U.S. energy firms this week cut the number of oil and natural gas rigs operating for a fifth week in a row, energy services firm Baker Hughes said in its closely followed report on May 30. It was the lowest total since November 2021.
It was the first time since September 2023 that the number of rigs had declined for five straight weeks.
The oil and gas rig count, an early indicator of future output, fell by three to 563 in the week to May 30.
Baker Hughes said this week's decline puts the total count down 37 rigs, or 6%, from this time last year.
Baker Hughes said oil rigs fell by four to 461 this week, their lowest since November 2021. Gas rigs rose by one to 99.
For the month, the total count dropped 24, its third straight monthly decrease and the biggest monthly decline since August 2023.
The oil and gas rig count declined by about 5% in 2024 and 20% in 2023. Lower U.S. oil and gas prices over the past couple of years prompted energy firms to focus more on boosting shareholder returns and paying down debt rather than increasing output.

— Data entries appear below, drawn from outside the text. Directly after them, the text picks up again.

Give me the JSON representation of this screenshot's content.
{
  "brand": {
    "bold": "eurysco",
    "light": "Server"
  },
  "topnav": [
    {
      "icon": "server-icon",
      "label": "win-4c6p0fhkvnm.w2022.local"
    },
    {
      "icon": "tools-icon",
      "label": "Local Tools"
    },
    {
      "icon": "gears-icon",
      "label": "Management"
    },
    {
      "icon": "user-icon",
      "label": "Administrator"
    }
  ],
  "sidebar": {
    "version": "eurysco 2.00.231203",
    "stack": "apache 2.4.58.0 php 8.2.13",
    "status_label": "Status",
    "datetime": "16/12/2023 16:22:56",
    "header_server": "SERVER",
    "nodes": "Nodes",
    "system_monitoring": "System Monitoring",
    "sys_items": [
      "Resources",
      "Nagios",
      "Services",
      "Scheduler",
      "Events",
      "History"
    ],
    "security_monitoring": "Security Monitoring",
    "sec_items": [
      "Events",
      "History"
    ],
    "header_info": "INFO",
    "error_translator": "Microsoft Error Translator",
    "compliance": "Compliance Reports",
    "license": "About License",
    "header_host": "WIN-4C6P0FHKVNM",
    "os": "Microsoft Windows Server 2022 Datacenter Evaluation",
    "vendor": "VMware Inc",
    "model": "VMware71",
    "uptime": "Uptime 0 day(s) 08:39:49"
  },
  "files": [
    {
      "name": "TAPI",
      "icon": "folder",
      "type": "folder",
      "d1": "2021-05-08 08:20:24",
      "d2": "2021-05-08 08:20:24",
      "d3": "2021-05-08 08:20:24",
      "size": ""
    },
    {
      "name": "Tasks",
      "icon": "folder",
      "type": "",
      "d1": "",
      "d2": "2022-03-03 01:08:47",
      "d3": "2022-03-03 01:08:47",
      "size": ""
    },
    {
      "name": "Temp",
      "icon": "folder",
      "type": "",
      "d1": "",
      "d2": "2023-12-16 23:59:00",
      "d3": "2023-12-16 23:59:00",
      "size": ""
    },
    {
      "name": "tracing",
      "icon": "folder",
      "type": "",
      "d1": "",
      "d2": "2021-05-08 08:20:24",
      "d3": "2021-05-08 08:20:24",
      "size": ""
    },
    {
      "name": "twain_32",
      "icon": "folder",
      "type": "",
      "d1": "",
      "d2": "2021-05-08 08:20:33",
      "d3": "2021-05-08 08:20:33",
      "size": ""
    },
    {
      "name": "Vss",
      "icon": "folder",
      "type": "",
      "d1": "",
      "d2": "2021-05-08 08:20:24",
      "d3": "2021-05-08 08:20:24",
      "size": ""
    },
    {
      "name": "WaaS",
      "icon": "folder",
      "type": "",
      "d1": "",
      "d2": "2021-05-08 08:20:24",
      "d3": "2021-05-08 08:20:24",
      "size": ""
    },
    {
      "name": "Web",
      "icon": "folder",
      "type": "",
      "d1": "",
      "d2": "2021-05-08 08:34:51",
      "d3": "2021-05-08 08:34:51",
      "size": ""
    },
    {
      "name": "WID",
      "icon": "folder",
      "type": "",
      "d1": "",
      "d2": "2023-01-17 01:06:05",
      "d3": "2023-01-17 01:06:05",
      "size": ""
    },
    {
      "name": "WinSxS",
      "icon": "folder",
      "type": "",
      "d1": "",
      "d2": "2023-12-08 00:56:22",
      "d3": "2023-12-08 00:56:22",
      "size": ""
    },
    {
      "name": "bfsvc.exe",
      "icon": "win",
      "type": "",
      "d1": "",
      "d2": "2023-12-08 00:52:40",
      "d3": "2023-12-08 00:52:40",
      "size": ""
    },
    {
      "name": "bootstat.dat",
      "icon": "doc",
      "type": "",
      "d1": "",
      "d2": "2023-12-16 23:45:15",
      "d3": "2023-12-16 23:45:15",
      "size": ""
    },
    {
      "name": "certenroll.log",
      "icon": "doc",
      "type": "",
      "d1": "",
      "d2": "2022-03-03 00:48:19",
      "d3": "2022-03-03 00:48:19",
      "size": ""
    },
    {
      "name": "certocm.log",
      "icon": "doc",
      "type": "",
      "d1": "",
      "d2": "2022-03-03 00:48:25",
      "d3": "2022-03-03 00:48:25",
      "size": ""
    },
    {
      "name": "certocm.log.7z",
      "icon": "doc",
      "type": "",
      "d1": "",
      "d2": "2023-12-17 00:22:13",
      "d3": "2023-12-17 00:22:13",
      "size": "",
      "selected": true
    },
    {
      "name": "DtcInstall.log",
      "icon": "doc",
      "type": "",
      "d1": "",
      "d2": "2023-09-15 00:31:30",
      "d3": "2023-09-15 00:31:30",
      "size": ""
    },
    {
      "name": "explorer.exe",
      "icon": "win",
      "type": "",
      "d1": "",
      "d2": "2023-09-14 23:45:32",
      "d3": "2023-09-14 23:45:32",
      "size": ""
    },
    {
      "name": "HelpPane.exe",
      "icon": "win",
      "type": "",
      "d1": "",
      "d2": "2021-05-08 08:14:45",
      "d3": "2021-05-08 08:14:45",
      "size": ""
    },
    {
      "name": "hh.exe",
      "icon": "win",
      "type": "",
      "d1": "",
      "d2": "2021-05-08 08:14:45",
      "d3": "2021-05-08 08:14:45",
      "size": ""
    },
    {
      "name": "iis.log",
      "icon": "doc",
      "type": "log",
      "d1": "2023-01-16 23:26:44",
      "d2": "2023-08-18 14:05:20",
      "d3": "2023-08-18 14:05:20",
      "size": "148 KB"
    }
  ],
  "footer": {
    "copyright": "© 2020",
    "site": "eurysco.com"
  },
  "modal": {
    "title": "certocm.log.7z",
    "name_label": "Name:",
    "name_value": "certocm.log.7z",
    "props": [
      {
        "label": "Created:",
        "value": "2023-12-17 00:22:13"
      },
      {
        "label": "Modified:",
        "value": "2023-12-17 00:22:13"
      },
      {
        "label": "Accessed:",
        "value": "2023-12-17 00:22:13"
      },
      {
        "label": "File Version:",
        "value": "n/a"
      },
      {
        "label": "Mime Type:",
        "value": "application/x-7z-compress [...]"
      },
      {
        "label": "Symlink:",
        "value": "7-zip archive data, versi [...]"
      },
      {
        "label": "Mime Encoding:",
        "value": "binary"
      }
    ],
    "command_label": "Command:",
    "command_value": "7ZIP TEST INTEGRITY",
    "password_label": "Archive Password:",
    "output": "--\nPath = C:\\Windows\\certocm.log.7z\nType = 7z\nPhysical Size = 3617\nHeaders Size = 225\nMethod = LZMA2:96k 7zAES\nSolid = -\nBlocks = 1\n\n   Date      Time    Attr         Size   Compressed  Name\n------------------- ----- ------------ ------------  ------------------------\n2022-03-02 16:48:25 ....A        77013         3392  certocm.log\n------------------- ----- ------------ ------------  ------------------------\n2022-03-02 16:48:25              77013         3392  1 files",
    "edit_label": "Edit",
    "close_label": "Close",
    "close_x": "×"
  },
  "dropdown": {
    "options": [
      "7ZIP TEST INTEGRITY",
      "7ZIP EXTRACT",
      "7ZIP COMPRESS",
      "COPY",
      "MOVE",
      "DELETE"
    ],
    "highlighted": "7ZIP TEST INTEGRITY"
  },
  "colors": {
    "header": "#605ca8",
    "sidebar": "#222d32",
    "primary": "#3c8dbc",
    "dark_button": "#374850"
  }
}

The independent E&P companies tracked by U.S. financial services firm TD Cowen said they planned to cut capital expenditures by around 3% in 2025 from levels seen in 2024.
That compares with roughly flat year-over-year spending in 2024, and increases of 27% in 2023, 40% in 2022 and 4% in 2021.
Even though analysts forecast U.S. spot crude prices would decline for a third year in a row in 2025, the U.S. Energy Information Administration (EIA) projected crude output would rise from a record 13.2 MMbbl/d in 2024 to around 13.4 MMbl/d in 2025.
On the gas side, EIA projected an 88% increase in spot gas prices in 2025 would prompt producers to boost drilling activity this year after a 14% price drop in 2024 caused several energy firms to cut output for the first time since the COVID-19 pandemic reduced demand for the fuel in 2020.
EIA projected gas output would rise to 104.9 Bcf/d in 2025, up from 103.2 Bcf/d in 2024 and a record 103.6 Bcf/d in 2023.